The County Donegal cottage which served as the setting for Brian Friel's Dancing at Lughnasa will be preserved in honor of the Tony award-winning playwright, with hopes that the property will become the location for a Brian Friel Center.

Joe Mulholland, the director of Magill Summer School, purchased the derelict Laurels cottage in Glenties and intends to restore it to its former glory. He will be working with Francis Brennan, a Glenties estate agent and long-time admirer of Friel’s work, on the project and the establishment of the Brian Friel Trust.

IrishNews.com reports that work to restore the cottage is planned to begin in the spring. The funds to purchase the cottage was provided by an anonymous donor.

► VIDEO: The cottage that inspired 'Dancing at Lughnasa' by Brian Friel is to be restored https://t.co/zDJTzco2yV pic.twitter.com/grRI8FWTj5

— Irish Times Video (@irishtimesvideo) January 18, 2016
Brian Friel was born in Killyclogher, in County Tyrone, in 1929. His play Dancing at Lughnasa, which is set in Donegal in August 1936 in the fictional town of Ballybeg, is loosely based on the lives of Friel's mother and aunts who lived in Glenties.

In 1998, the play was adapted into a film starring Meryl Streep.
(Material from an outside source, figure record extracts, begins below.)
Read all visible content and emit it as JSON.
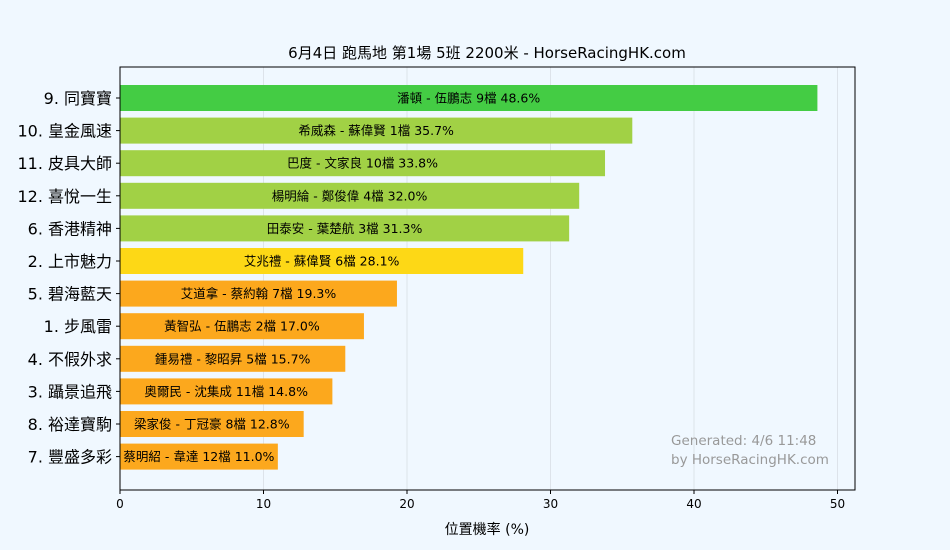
{
  "chart_data": {
    "type": "bar",
    "orientation": "horizontal",
    "title": "6月4日  跑馬地  第1場  5班  2200米 - HorseRacingHK.com",
    "xlabel": "位置機率 (%)",
    "ylabel": "",
    "xlim": [
      0,
      51
    ],
    "xticks": [
      "0",
      "10",
      "20",
      "30",
      "40",
      "50"
    ],
    "grid": true,
    "categories": [
      "9. 同寶寶",
      "10. 皇金風速",
      "11. 皮具大師",
      "12. 喜悅一生",
      "6. 香港精神",
      "2. 上市魅力",
      "5. 碧海藍天",
      "1. 步風雷",
      "4. 不假外求",
      "3. 躡景追飛",
      "8. 裕達寶駒",
      "7. 豐盛多彩"
    ],
    "values": [
      48.6,
      35.7,
      33.8,
      32.0,
      31.3,
      28.1,
      19.3,
      17.0,
      15.7,
      14.8,
      12.8,
      11.0
    ],
    "bar_labels": [
      "潘頓 - 伍鵬志 9檔  48.6%",
      "希威森 - 蘇偉賢 1檔  35.7%",
      "巴度 - 文家良 10檔  33.8%",
      "楊明綸 - 鄭俊偉 4檔  32.0%",
      "田泰安 - 葉楚航 3檔  31.3%",
      "艾兆禮 - 蘇偉賢 6檔  28.1%",
      "艾道拿 - 蔡約翰 7檔  19.3%",
      "黃智弘 - 伍鵬志 2檔  17.0%",
      "鍾易禮 - 黎昭昇 5檔  15.7%",
      "奧爾民 - 沈集成 11檔  14.8%",
      "梁家俊 - 丁冠豪 8檔  12.8%",
      "蔡明紹 - 韋達 12檔  11.0%"
    ],
    "colors": [
      "#44cc44",
      "#a1d145",
      "#a1d145",
      "#a1d145",
      "#a1d145",
      "#fdd816",
      "#fca81d",
      "#fca81d",
      "#fca81d",
      "#fca81d",
      "#fca81d",
      "#fca81d"
    ]
  },
  "watermark": {
    "line1": "Generated: 4/6 11:48",
    "line2": "by HorseRacingHK.com"
  }
}
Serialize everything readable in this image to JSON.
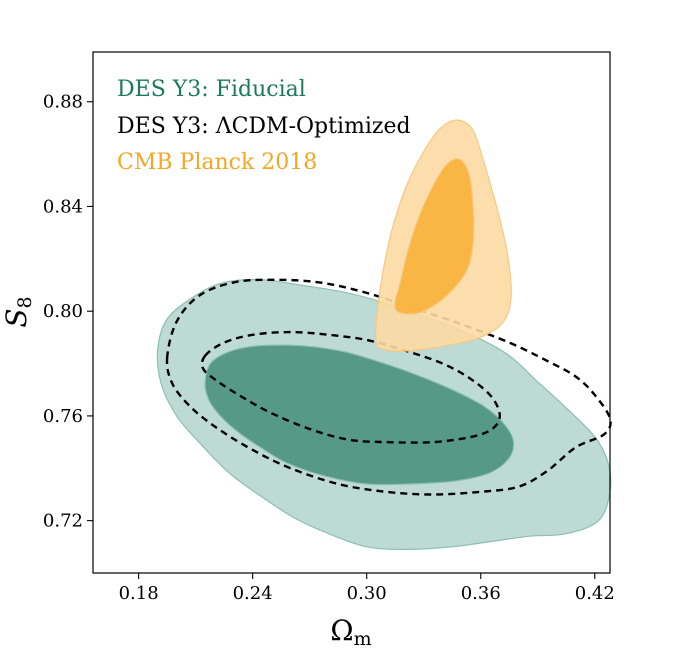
{
  "chart_data": {
    "type": "contour",
    "title": "",
    "xlabel": "Ω",
    "xlabel_sub": "m",
    "ylabel": "S",
    "ylabel_sub": "8",
    "xlim": [
      0.156,
      0.428
    ],
    "ylim": [
      0.7,
      0.899
    ],
    "x_ticks": [
      0.18,
      0.24,
      0.3,
      0.36,
      0.42
    ],
    "x_tick_labels": [
      "0.18",
      "0.24",
      "0.30",
      "0.36",
      "0.42"
    ],
    "y_ticks": [
      0.72,
      0.76,
      0.8,
      0.84,
      0.88
    ],
    "y_tick_labels": [
      "0.72",
      "0.76",
      "0.80",
      "0.84",
      "0.88"
    ],
    "legend": {
      "placement": "top-left",
      "entries": [
        {
          "label": "DES Y3: Fiducial",
          "color": "#1a7a5c"
        },
        {
          "label": "DES Y3: ΛCDM-Optimized",
          "color": "#000000"
        },
        {
          "label": "CMB Planck 2018",
          "color": "#f5a623"
        }
      ]
    },
    "series": [
      {
        "name": "DES Y3: Fiducial",
        "style": "filled",
        "fill_outer": "#b6d7cf",
        "fill_inner": "#4f9682",
        "stroke": "#8cbfb1",
        "contours": {
          "68%": [
            [
              0.219,
              0.781
            ],
            [
              0.235,
              0.786
            ],
            [
              0.26,
              0.787
            ],
            [
              0.285,
              0.785
            ],
            [
              0.305,
              0.781
            ],
            [
              0.325,
              0.776
            ],
            [
              0.345,
              0.77
            ],
            [
              0.361,
              0.764
            ],
            [
              0.371,
              0.758
            ],
            [
              0.377,
              0.751
            ],
            [
              0.375,
              0.744
            ],
            [
              0.364,
              0.738
            ],
            [
              0.345,
              0.735
            ],
            [
              0.322,
              0.734
            ],
            [
              0.3,
              0.734
            ],
            [
              0.278,
              0.737
            ],
            [
              0.258,
              0.742
            ],
            [
              0.244,
              0.748
            ],
            [
              0.232,
              0.754
            ],
            [
              0.223,
              0.76
            ],
            [
              0.217,
              0.766
            ],
            [
              0.215,
              0.773
            ]
          ],
          "95%": [
            [
              0.19,
              0.785
            ],
            [
              0.195,
              0.797
            ],
            [
              0.21,
              0.806
            ],
            [
              0.225,
              0.811
            ],
            [
              0.245,
              0.812
            ],
            [
              0.265,
              0.81
            ],
            [
              0.29,
              0.807
            ],
            [
              0.31,
              0.803
            ],
            [
              0.33,
              0.798
            ],
            [
              0.355,
              0.791
            ],
            [
              0.375,
              0.783
            ],
            [
              0.39,
              0.773
            ],
            [
              0.405,
              0.763
            ],
            [
              0.42,
              0.752
            ],
            [
              0.427,
              0.742
            ],
            [
              0.428,
              0.731
            ],
            [
              0.422,
              0.72
            ],
            [
              0.405,
              0.715
            ],
            [
              0.385,
              0.714
            ],
            [
              0.365,
              0.712
            ],
            [
              0.345,
              0.71
            ],
            [
              0.32,
              0.709
            ],
            [
              0.3,
              0.71
            ],
            [
              0.28,
              0.715
            ],
            [
              0.262,
              0.721
            ],
            [
              0.245,
              0.729
            ],
            [
              0.228,
              0.738
            ],
            [
              0.213,
              0.749
            ],
            [
              0.2,
              0.76
            ],
            [
              0.192,
              0.772
            ]
          ]
        }
      },
      {
        "name": "DES Y3: ΛCDM-Optimized",
        "style": "dashed",
        "stroke": "#000000",
        "contours": {
          "68%": [
            [
              0.215,
              0.783
            ],
            [
              0.225,
              0.788
            ],
            [
              0.24,
              0.791
            ],
            [
              0.26,
              0.792
            ],
            [
              0.28,
              0.791
            ],
            [
              0.3,
              0.789
            ],
            [
              0.32,
              0.785
            ],
            [
              0.34,
              0.78
            ],
            [
              0.355,
              0.774
            ],
            [
              0.366,
              0.767
            ],
            [
              0.37,
              0.76
            ],
            [
              0.366,
              0.755
            ],
            [
              0.355,
              0.752
            ],
            [
              0.335,
              0.75
            ],
            [
              0.31,
              0.75
            ],
            [
              0.29,
              0.751
            ],
            [
              0.27,
              0.755
            ],
            [
              0.25,
              0.761
            ],
            [
              0.235,
              0.767
            ],
            [
              0.222,
              0.773
            ],
            [
              0.214,
              0.778
            ]
          ],
          "95%": [
            [
              0.195,
              0.782
            ],
            [
              0.2,
              0.796
            ],
            [
              0.212,
              0.806
            ],
            [
              0.23,
              0.811
            ],
            [
              0.25,
              0.812
            ],
            [
              0.275,
              0.811
            ],
            [
              0.3,
              0.807
            ],
            [
              0.325,
              0.801
            ],
            [
              0.35,
              0.795
            ],
            [
              0.375,
              0.788
            ],
            [
              0.395,
              0.781
            ],
            [
              0.41,
              0.775
            ],
            [
              0.42,
              0.768
            ],
            [
              0.428,
              0.759
            ],
            [
              0.425,
              0.753
            ],
            [
              0.41,
              0.748
            ],
            [
              0.395,
              0.739
            ],
            [
              0.38,
              0.733
            ],
            [
              0.36,
              0.731
            ],
            [
              0.335,
              0.73
            ],
            [
              0.31,
              0.731
            ],
            [
              0.285,
              0.734
            ],
            [
              0.26,
              0.74
            ],
            [
              0.24,
              0.747
            ],
            [
              0.222,
              0.755
            ],
            [
              0.208,
              0.763
            ],
            [
              0.198,
              0.772
            ]
          ]
        }
      },
      {
        "name": "CMB Planck 2018",
        "style": "filled",
        "fill_outer": "#fcd9a3",
        "fill_inner": "#fab33f",
        "stroke": "#f6c980",
        "contours": {
          "68%": [
            [
              0.315,
              0.801
            ],
            [
              0.318,
              0.812
            ],
            [
              0.322,
              0.824
            ],
            [
              0.328,
              0.837
            ],
            [
              0.335,
              0.848
            ],
            [
              0.342,
              0.856
            ],
            [
              0.349,
              0.858
            ],
            [
              0.354,
              0.852
            ],
            [
              0.356,
              0.84
            ],
            [
              0.356,
              0.826
            ],
            [
              0.353,
              0.816
            ],
            [
              0.345,
              0.808
            ],
            [
              0.335,
              0.802
            ],
            [
              0.325,
              0.799
            ]
          ],
          "95%": [
            [
              0.305,
              0.788
            ],
            [
              0.306,
              0.802
            ],
            [
              0.309,
              0.817
            ],
            [
              0.314,
              0.833
            ],
            [
              0.321,
              0.848
            ],
            [
              0.33,
              0.861
            ],
            [
              0.339,
              0.87
            ],
            [
              0.348,
              0.873
            ],
            [
              0.356,
              0.869
            ],
            [
              0.362,
              0.856
            ],
            [
              0.369,
              0.838
            ],
            [
              0.374,
              0.822
            ],
            [
              0.376,
              0.806
            ],
            [
              0.372,
              0.796
            ],
            [
              0.36,
              0.79
            ],
            [
              0.343,
              0.787
            ],
            [
              0.325,
              0.785
            ],
            [
              0.312,
              0.785
            ]
          ]
        }
      }
    ]
  }
}
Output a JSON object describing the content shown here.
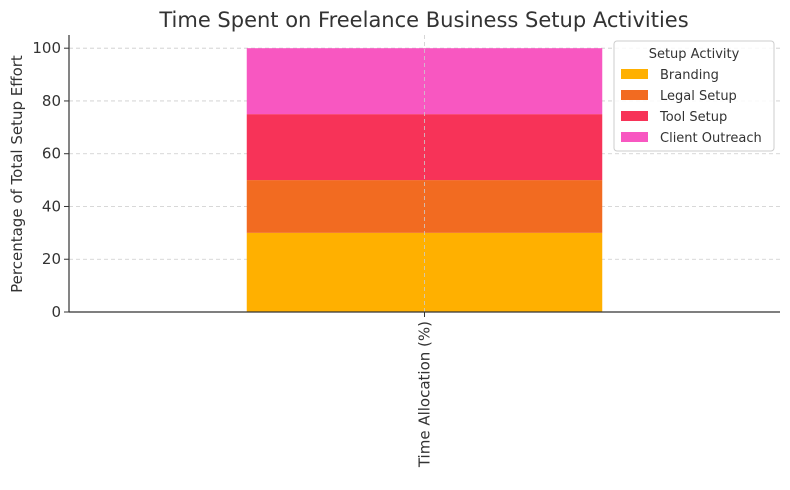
{
  "chart_data": {
    "type": "bar",
    "stacked": true,
    "title": "Time Spent on Freelance Business Setup Activities",
    "xlabel": "",
    "ylabel": "Percentage of Total Setup Effort",
    "categories": [
      "Time Allocation (%)"
    ],
    "series": [
      {
        "name": "Branding",
        "values": [
          30
        ],
        "color": "#FFB000"
      },
      {
        "name": "Legal Setup",
        "values": [
          20
        ],
        "color": "#F26B21"
      },
      {
        "name": "Tool Setup",
        "values": [
          25
        ],
        "color": "#F73358"
      },
      {
        "name": "Client Outreach",
        "values": [
          25
        ],
        "color": "#F857C1"
      }
    ],
    "ylim": [
      0,
      105
    ],
    "yticks": [
      0,
      20,
      40,
      60,
      80,
      100
    ],
    "grid": true,
    "legend": {
      "title": "Setup Activity",
      "placement": "top-right"
    }
  }
}
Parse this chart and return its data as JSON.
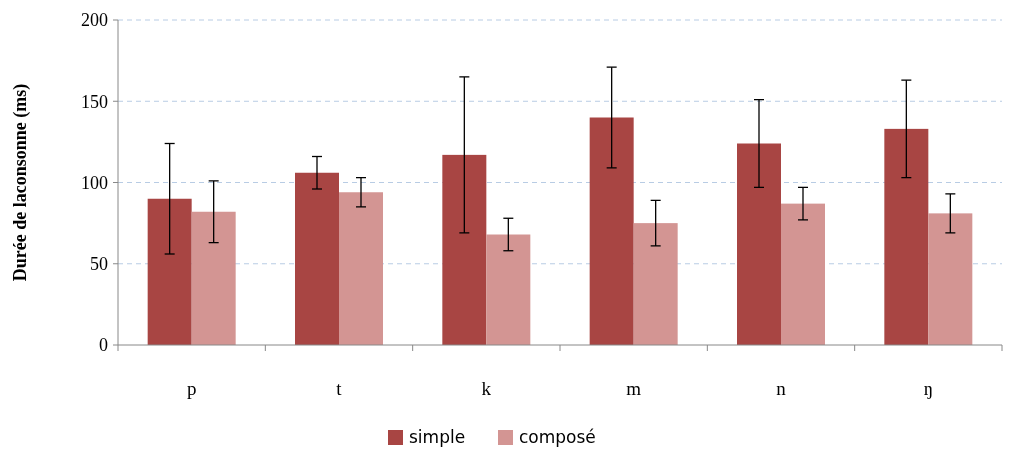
{
  "chart_data": {
    "type": "bar",
    "ylabel": "Durée de laconsonne (ms)",
    "categories": [
      "p",
      "t",
      "k",
      "m",
      "n",
      "ŋ"
    ],
    "series": [
      {
        "name": "simple",
        "color": "#a84543",
        "values": [
          90,
          106,
          117,
          140,
          124,
          133
        ],
        "errors": [
          34,
          10,
          48,
          31,
          27,
          30
        ]
      },
      {
        "name": "composé",
        "color": "#d39593",
        "values": [
          82,
          94,
          68,
          75,
          87,
          81
        ],
        "errors": [
          19,
          9,
          10,
          14,
          10,
          12
        ]
      }
    ],
    "ylim": [
      0,
      200
    ],
    "yticks": [
      0,
      50,
      100,
      150,
      200
    ],
    "grid": "y",
    "legend": "bottom"
  }
}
Friel passed away in October at the age of 86. Having grown up in Tyrone, Friel became a teacher, following in his father’s footsteps, after his education at St. Patrick’s College in Maynooth and St Joseph’s College in Belfast. Although he wrote throughout his life, it was in 1967 that he became a household name with “Philadelphia, Here I Come.” During his six decade career he completed 30 plays.